When using DocETL, you might have rate limits based on your usage tier with various API providers. To help manage these limits and prevent exceeding them, DocETL allows you to configure rate limits in your YAML configuration file.

Configuring Rate Limits

You can add rate limits to your YAML config by including a rate_limits key with specific configurations for different types of API calls.
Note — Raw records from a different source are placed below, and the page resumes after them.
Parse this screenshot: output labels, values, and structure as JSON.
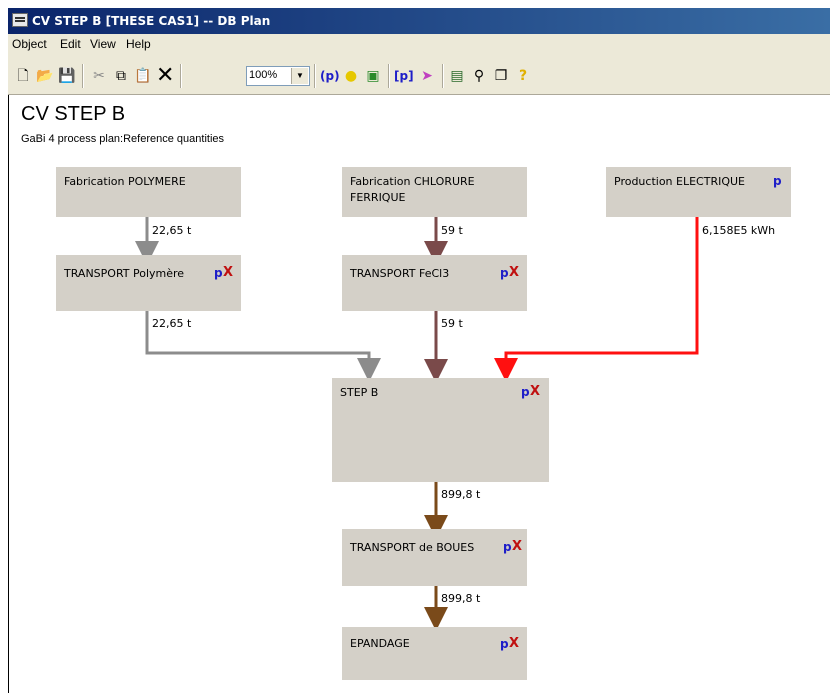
{
  "window": {
    "title": "CV STEP B [THESE CAS1] -- DB Plan"
  },
  "menu": {
    "items": [
      "Object",
      "Edit",
      "View",
      "Help"
    ]
  },
  "toolbar": {
    "zoom_value": "100%"
  },
  "plan": {
    "title": "CV STEP B",
    "subtitle": "GaBi 4 process plan:Reference quantities",
    "processes": {
      "polymere": "Fabrication POLYMERE",
      "chlorure_l1": "Fabrication CHLORURE",
      "chlorure_l2": "FERRIQUE",
      "electrique": "Production ELECTRIQUE",
      "transport_polymere": "TRANSPORT Polymère",
      "transport_fecl3": "TRANSPORT FeCl3",
      "step_b": "STEP B",
      "transport_boues": "TRANSPORT de BOUES",
      "epandage": "EPANDAGE"
    },
    "flows": {
      "poly_1": "22,65 t",
      "fecl3_1": "59 t",
      "elec": "6,158E5 kWh",
      "poly_2": "22,65 t",
      "fecl3_2": "59 t",
      "boues_1": "899,8 t",
      "boues_2": "899,8 t"
    },
    "p_label": "p",
    "x_label": "X",
    "colors": {
      "grey_flow": "#8c8c8c",
      "fecl3_flow": "#7a4a4a",
      "elec_flow": "#ff1010",
      "boues_flow": "#7a4a1a",
      "box": "#d4d0c8"
    }
  }
}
Here's an example of how to set up rate limits:

rate_limits:
  embedding_call:
    - count: 1000
      per: 1
      unit: second
  llm_call:
    - count: 1
      per: 1
      unit: second
    - count: 10
      per: 5
      unit: hour
  llm_tokens:
    - count: 1000000
      per: 1
      unit: minute
import docetl

docetl.rate_limits = {
    "embedding_call": [
        {"count": 1000, "per": 1, "unit": "second"},
    ],
    "llm_call": [
        {"count": 1, "per": 1, "unit": "second"},
        {"count": 10, "per": 5, "unit": "hour"},
    ],
    "llm_tokens": [
        {"count": 1000000, "per": 1, "unit": "minute"},
    ],
}

Your YAML configuration should have a rate_limits key with the config as shown above. This example sets limits for embedding calls and language model (LLM) calls, with multiple rules for LLM calls to accommodate different time scales.

In the Python API, set the docetl.rate_limits global before running your pipeline, as shown in the Python tab above.